For my own sysadmin style I like to follow the Principle of Least Astonishment. That is I like to put things and run them in a manner which is least likely to confuse someone else that may need to sysadmin the box. This means that qmail and daemontools are installed in the default locations, even though I find DJB's directory structure to be highly bizarre. Normally I install as much as I can with rpm and leave things in their default installation directories. Services should all be setup so they're in chkconfig and controlled by the service scripts.
Generally I don't document much because you can query rpm to find out what was done, when, and where it is. And with the Red Hat Network and up2date you get Debian apt-get like functionality (i.e. "up2date postgres" will fetch the latest postgres and install it and any dependencies it needs).
Once the machine is setup and stable I don't expect to need much in the way of general sysadmining beyond occasional updates to various packages. I get daily reports on bandwidth, uptime, disk usage, and log file activity so I keep up on any problems that might develop.
Whatever Red Hat version you folks want is fine with me. Most of our servers are on either 7.2 or 7.3. But I have several on 8.0 and one machine on 9. It's probably best to stick with 7.3 or 8.0 for the OpenACS box to minimize risk.
I normally give warnings if extended downtime is expected, but I had hoped the upgrade for openacs.org would be a quick reboot and that'd be it. Besides, it's either Saturday night or Sunday depending on your location and you folks are all suppose to have lives and be away from the computer. ;) It's us sysadmin folks that get stuck working weekends.
I normally keep one spare server-class machine that can assume the identity of any of our production servers. My spare server at the moment is a Dell 2450 with a 733-MHz CPU, 1-GB RAM, and 50-GB of RAID 5 disk and Red Hat 8.
We could move openacs.org over to this box. However, Ben donated the current server to the community and I'd like to keep openacs.org on it if for no other reason than the box isn't furfly property and could be moved elsewhere if the community wanted to. We could move openacs.org to the spare server and move it back to the upgraded box but that doubles the work.
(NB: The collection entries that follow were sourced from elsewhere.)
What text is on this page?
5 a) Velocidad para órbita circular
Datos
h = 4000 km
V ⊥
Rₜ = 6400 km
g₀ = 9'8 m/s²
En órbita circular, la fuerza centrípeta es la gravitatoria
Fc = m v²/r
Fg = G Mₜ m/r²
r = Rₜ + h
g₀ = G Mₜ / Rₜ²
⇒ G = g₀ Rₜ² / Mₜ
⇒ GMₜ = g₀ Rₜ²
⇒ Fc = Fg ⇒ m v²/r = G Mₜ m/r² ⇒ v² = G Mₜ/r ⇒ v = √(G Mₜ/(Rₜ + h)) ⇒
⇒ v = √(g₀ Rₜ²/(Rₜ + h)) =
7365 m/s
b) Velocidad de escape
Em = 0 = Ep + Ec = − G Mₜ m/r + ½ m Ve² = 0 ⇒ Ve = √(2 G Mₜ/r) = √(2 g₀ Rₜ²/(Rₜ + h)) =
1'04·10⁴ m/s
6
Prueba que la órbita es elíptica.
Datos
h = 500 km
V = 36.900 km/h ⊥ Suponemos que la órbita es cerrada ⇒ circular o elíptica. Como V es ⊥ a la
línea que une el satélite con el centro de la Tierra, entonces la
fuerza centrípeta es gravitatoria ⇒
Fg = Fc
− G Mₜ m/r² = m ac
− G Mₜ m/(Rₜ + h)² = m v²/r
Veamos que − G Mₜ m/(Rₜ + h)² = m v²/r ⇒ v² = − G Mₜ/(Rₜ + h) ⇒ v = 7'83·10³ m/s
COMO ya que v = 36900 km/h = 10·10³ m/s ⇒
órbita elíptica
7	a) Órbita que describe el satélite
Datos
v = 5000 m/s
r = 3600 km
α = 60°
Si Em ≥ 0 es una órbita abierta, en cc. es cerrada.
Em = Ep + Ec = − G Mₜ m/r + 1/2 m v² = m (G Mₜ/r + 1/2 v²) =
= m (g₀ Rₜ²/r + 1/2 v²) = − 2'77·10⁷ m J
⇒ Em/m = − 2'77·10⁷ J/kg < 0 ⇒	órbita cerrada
Backup recovery for the machine depends on what happens. Full filesystem backups are done nightly. If a machine has a massive hardware failure I just move the site to the spare server using the latest backups (from an online 1-TB disk array -- tapes suck). If a disk fails I have spares in the cage at Exodus and they can be quickly swapped in and the RAID array rebuilt on the fly. The Sun world spends a lot of time talking about bare-metal recovery--for Linux I find it quicker to just reload the whole OS from CD and look at it as an opportunity for an OS upgrade.